Edited August 5, 2023 by SpankyMcFarland

[Legato]

Would be an amazing discovery if ever solved.

We need to take a trip to Pandora for some unobtanium.

[SpankyMcFarland]

I think hope is fading fast for LK-99 but we’ll see stronger candidates in the future. 

[SpankyMcFarland]

Oh dear me, LK-99 seems to be the opposite of a superconductor:

Quote

Superconductivity begins at a critical temperature below which the material can transmit electricity with no resistance. According to some of the new data, the resistivity of LK-99 increases as you lower the temperature, like some sort of anti-superconductor.

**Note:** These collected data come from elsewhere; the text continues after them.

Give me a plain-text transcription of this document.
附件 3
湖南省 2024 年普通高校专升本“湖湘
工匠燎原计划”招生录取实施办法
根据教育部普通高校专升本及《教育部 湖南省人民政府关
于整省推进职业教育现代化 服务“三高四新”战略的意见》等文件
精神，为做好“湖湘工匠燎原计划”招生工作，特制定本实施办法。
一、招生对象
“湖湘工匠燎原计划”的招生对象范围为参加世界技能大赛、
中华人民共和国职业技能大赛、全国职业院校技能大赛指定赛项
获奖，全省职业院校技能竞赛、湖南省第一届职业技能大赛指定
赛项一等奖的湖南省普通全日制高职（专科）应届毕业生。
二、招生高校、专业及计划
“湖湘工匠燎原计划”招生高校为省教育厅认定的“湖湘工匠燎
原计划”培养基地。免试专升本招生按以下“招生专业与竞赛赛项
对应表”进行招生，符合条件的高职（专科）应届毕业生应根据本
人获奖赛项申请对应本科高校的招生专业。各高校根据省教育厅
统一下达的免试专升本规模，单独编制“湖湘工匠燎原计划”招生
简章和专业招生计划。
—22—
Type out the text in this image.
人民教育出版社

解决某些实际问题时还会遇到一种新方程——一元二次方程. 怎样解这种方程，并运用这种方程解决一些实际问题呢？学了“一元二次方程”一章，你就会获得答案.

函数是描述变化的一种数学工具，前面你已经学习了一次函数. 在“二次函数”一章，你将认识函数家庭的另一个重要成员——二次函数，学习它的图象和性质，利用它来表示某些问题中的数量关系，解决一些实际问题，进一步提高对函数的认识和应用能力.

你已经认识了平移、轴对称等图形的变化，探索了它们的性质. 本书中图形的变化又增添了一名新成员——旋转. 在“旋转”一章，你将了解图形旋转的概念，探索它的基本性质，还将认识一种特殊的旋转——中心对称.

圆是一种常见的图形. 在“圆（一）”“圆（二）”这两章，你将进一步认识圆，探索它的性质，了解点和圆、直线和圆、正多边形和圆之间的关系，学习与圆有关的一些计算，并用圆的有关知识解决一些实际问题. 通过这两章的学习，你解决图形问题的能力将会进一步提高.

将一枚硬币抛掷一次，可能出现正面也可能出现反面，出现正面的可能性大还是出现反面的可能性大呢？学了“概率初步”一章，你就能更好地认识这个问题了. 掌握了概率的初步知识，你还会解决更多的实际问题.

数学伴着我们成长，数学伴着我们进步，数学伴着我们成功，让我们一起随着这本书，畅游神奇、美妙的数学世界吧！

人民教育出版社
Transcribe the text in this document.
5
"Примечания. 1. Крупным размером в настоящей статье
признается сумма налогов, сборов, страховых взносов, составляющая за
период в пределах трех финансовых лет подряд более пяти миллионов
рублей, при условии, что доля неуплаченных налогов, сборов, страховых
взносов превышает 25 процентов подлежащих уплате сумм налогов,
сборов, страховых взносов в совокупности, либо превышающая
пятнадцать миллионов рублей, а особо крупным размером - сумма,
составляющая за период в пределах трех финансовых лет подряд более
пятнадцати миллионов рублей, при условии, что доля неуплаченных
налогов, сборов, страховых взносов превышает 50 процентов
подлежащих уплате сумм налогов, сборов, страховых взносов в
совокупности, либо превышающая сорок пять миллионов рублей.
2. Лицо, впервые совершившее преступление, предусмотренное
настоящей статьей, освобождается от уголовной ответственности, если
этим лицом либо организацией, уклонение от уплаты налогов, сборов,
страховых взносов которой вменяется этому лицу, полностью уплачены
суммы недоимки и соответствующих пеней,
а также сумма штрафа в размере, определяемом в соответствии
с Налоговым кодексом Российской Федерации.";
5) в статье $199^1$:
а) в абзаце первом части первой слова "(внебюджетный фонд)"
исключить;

https://www.iflscience.com/hopes-dashed-as-lk-99-confirmed-not-to-be-a-room-temperature-superconductor-70165

 

And that levitation video? 

https://www.tomshardware.com/news/lk-99-video-fraud-taken-down

 

There’s a similar video from Wuhan university that is still up. As if that city needed any more bad publicity. 

 

 

Edited August 8, 2023 by SpankyMcFarland

[Aristides]

Shades of cold fusion. 

[SpankyMcFarland]

A failure for these scientists but a success for science. A claim was rapidly tested and found to be false. 

[Dictatords]

I appreciate you bringing up such an intriguing topic for discussion. Room temperature superconductivity has been a holy grail in the realm of physics for decades, offering immense promise for revolutionizing various industries. Imagine the possibilities if we could achieve superconductivity at everyday temperatures, where electrical currents flow endlessly without any resistance. It could pave the way for groundbreaking advancements in technology, from more efficient power transmission to ultra-fast computing.